Weekend Gold Coast Bulletin

Christmas cheer could be patchy among retailers

- TIM BOREHAM

HO ho ho . . . no? Economic indicators point to subdued Christmas shopping as household surpluses deplete and ratcheting interest rates and inflation wield their insidious influence at the tills.

According to the WestpacMel­bourne Institute’s monthly measure, a record 40 per cent of consumers are looking to trim Christmas spending. Unlike others, though, we wouldn’t go so far as to compare Reserve Bank governor Philip Lowe with Dr Seuss’ famous Yuletidelo­athing Scrooge.

Flagging consumer sentiment bodes poorly for ASX discretion­ary retailers, but experience­s will vary. One theory is that the retailers exposed to younger people will fare better, because they often live at home and are removed from mortgages and energy bills.

Purveyors of small value items look better placed than, say, Harvey Norman, which is exposed to home renovation and improvemen­t.

One example is the youthorien­ted Lovisa (ASX:LOV), which specialise­s in cheaper “fast fashion” jewellery and has built a formidable global presence of 629 stores (only 154 are in Australia).

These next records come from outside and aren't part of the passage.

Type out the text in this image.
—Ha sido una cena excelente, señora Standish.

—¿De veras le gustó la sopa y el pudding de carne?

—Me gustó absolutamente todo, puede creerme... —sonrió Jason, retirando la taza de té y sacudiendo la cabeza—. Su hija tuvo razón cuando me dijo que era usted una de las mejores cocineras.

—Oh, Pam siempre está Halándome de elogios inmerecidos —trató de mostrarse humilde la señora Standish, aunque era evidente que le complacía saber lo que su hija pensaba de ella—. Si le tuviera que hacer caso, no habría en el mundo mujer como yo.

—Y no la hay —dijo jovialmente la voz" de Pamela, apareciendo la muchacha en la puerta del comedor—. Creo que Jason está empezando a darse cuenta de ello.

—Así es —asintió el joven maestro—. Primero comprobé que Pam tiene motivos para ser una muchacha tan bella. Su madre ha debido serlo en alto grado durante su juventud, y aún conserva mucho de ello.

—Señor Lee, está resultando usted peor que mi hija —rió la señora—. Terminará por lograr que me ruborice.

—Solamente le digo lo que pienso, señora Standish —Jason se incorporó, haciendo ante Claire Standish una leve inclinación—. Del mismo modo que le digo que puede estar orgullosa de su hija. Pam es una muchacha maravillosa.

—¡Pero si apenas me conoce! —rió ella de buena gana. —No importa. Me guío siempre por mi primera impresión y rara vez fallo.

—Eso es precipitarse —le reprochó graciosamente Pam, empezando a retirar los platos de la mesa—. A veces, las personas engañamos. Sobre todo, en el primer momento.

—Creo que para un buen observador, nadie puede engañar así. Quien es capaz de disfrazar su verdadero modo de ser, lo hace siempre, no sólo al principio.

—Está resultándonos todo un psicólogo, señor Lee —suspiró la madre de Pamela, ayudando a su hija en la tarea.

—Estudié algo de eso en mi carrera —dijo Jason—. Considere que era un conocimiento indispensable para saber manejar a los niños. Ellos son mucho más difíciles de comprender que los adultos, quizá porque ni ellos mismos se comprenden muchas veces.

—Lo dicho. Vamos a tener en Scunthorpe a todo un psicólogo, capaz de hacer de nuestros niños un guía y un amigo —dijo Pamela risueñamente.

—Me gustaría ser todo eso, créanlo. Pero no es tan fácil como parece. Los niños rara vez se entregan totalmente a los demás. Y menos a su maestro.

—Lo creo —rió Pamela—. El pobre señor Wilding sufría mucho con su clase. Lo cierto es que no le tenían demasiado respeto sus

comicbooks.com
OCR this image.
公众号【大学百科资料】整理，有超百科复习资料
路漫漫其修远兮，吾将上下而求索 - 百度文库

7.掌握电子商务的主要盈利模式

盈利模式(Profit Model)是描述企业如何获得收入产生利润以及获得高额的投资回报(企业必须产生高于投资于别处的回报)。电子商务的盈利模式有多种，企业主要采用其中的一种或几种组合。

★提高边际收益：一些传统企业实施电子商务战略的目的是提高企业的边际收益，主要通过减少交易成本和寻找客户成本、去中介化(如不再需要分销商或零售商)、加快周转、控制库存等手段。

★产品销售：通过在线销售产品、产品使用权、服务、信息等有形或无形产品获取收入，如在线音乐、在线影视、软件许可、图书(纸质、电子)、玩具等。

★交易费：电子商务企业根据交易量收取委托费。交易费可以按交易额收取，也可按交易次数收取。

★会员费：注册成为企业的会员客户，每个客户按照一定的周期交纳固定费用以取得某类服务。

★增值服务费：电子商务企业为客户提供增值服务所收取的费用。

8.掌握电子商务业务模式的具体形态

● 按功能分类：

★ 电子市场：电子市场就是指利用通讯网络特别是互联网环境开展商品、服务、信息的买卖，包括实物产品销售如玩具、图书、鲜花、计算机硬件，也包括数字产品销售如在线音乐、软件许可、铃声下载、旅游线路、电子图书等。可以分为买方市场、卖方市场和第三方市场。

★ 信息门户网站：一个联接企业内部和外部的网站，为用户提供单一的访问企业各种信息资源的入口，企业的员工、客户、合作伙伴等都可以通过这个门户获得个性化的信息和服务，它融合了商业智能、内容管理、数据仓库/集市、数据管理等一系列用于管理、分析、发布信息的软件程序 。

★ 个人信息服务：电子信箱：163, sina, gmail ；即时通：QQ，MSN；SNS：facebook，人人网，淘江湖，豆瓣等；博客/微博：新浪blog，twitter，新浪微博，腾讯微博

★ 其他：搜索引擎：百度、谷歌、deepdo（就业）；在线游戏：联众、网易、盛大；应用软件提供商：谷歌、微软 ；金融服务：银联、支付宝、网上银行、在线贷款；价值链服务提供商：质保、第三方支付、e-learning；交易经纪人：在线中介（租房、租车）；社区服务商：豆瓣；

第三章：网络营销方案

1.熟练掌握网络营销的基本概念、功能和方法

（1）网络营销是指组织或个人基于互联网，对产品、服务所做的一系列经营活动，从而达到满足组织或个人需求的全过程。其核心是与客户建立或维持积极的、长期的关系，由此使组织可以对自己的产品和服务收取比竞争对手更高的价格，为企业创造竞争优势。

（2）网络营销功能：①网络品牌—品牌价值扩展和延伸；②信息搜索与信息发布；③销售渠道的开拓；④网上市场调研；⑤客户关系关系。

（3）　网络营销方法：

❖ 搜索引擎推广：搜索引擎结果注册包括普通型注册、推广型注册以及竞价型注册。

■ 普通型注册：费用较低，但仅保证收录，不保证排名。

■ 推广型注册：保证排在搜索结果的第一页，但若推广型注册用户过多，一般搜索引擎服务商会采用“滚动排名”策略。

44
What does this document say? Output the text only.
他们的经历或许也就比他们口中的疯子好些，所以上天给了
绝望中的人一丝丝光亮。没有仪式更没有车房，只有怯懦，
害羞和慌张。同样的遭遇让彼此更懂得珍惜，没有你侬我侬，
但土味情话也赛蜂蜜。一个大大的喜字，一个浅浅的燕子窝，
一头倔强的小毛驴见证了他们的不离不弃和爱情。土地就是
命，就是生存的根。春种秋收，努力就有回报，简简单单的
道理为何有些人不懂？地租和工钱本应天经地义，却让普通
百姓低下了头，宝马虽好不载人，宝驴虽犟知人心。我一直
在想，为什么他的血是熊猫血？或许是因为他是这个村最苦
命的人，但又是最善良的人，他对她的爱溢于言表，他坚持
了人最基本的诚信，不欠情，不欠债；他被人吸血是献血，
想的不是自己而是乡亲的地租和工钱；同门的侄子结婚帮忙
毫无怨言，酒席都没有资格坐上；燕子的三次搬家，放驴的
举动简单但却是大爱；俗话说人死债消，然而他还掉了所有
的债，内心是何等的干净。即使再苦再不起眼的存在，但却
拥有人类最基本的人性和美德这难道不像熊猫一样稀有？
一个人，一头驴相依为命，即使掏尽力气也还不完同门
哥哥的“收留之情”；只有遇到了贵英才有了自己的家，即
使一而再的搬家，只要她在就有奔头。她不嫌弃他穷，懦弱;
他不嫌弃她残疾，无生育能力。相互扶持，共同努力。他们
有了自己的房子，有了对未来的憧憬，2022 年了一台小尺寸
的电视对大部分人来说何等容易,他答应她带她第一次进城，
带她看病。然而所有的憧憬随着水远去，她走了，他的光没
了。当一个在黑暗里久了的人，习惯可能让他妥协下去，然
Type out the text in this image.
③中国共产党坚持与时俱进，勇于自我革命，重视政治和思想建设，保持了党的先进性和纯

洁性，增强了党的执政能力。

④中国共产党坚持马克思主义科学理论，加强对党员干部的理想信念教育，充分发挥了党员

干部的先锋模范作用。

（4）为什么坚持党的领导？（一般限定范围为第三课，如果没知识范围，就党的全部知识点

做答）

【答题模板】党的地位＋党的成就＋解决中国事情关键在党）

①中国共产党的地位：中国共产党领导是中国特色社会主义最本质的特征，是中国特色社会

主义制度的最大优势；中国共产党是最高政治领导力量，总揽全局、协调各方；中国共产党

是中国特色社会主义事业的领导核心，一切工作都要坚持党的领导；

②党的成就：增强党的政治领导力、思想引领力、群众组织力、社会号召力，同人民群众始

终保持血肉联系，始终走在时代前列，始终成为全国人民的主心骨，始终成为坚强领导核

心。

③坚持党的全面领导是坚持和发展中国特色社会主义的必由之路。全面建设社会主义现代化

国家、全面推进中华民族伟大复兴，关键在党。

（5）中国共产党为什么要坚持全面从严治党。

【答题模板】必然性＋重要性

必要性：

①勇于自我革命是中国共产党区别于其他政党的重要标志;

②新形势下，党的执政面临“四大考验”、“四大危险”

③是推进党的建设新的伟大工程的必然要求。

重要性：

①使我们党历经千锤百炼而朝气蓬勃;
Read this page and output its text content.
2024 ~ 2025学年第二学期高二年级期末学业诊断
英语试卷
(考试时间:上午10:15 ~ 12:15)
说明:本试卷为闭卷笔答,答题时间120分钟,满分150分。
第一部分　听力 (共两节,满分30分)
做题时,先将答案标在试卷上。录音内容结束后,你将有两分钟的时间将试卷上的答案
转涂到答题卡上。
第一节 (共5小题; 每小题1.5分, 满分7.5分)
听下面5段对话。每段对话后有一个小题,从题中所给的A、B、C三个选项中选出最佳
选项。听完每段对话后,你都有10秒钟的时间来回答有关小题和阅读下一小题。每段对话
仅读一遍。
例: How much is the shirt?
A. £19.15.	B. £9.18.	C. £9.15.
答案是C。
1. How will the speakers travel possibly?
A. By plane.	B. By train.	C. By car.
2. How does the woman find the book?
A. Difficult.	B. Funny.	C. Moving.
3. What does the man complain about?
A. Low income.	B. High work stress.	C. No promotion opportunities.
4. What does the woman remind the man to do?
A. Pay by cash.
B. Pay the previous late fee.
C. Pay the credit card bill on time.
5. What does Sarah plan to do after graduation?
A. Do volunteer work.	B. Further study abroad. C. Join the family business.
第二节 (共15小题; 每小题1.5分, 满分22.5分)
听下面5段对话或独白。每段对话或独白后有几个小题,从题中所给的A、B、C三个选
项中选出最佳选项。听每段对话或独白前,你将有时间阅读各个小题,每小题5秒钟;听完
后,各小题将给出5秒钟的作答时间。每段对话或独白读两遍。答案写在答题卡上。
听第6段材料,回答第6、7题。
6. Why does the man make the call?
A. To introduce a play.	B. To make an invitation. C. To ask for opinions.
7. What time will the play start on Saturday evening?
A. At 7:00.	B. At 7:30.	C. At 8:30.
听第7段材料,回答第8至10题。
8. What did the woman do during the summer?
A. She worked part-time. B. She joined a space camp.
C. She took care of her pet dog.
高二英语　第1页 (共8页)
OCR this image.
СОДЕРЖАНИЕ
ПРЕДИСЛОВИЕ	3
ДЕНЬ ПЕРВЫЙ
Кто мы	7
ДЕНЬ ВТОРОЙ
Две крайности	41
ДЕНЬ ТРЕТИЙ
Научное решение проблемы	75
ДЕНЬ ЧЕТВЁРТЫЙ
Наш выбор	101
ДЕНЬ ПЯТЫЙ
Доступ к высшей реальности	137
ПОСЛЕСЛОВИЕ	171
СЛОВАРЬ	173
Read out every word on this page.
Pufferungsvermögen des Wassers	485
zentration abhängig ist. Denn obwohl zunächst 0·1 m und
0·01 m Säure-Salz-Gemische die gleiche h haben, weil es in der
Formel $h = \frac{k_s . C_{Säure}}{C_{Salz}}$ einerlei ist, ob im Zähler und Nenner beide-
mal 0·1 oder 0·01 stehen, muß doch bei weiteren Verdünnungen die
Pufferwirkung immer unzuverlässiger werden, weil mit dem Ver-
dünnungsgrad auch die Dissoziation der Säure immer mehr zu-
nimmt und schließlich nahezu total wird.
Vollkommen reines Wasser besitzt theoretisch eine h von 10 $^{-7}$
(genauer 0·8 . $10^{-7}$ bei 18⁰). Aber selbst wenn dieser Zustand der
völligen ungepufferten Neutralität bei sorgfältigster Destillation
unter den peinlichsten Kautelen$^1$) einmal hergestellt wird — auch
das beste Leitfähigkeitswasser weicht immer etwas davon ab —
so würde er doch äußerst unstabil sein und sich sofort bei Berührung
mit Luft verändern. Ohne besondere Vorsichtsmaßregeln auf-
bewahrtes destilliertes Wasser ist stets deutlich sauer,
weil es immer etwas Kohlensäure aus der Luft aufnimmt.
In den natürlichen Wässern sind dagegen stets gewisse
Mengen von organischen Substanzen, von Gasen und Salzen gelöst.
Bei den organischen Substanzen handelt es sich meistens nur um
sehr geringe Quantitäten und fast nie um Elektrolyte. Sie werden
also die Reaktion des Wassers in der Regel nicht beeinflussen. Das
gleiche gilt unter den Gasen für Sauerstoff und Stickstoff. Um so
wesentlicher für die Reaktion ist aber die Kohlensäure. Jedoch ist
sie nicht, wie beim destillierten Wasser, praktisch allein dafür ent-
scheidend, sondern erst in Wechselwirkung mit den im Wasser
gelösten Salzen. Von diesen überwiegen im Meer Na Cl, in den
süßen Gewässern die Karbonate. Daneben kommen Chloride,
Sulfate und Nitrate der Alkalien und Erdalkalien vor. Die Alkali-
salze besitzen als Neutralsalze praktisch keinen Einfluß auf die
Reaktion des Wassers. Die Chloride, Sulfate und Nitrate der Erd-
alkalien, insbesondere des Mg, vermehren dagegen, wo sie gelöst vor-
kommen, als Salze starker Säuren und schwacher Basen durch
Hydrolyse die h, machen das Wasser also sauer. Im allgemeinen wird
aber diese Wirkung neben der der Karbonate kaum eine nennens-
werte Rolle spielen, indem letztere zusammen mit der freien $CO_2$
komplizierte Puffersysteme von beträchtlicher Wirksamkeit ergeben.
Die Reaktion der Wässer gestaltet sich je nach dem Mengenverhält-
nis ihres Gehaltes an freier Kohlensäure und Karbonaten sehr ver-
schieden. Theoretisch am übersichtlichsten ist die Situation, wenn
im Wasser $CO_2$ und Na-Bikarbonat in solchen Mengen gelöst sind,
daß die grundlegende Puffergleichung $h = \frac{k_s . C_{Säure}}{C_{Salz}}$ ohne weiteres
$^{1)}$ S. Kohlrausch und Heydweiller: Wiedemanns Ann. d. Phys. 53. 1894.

Under a new chief executive, Lovisa chalked up $458m of sales in the 2021-22 year, 20 per cent higher on a comparativ­e basis (excluding new stores). Net earnings climbed 116 per cent to $60m. Seven weeks into the new financial year, sales were up a comparativ­e 21 per cent, which shows it’s hard to pass up $14 rose gold diamante pearl snowman earrings.

The aromatic Dusk Group (ASX:DSK) sells stockingfi­ller stuff such as lavender scented candles, mood rings, diffusers and bath bombs – and sales have survived a pandemic-era flicker.

Lockdowns meant that Dusk’s sales last year fell 7 per cent in the 2021-22 year to $138m (but still 37 per cent up on 2019-20 turnover). Last month chief executive Peter King reported a 53 per cent sales increase for the first eight weeks of the financial year, with trading “notably stronger” in August than July.

We’re not aware of any nexus between economic conditions and clean-shaven visages and manicured moustaches, but Shaver Shop (ASX:SSG) is surfing the growth of the $1bn-a-year men’s grooming sector. As management noted at Thursday’s AGM, no one had heard of beard oils and balms three years ago. The pandemic was kind to the Shaver Shop, which registered a 4 per cent uptick in sales in 2021-22, to $223m.

Shaver Shop’s $16.7m net profit was only a razor-thin margin behind the previous year’s record surplus.

For income hunters, retailers are attractive because they spit out good cash flow and pay decent dividends. With their profits leveraged to the value of turnover, inflation may be more a friend than foe.

Meanwhile, the pull-back in valuations make for attractive buying. Having retreated 38 per cent in calendar 2022, Dusk Group shares are trading on earnings multiples of less than seven times and a yield of more than 10 per cent.

Shave Shop shares trade on a multiple of eight times and a 9 per cent yield. On the evidence to date, the Yuletide retail season could be more resilient than expected.

This story does not constitute financial product advice. You should consider obtaining independen­t advice before making any financial decisions.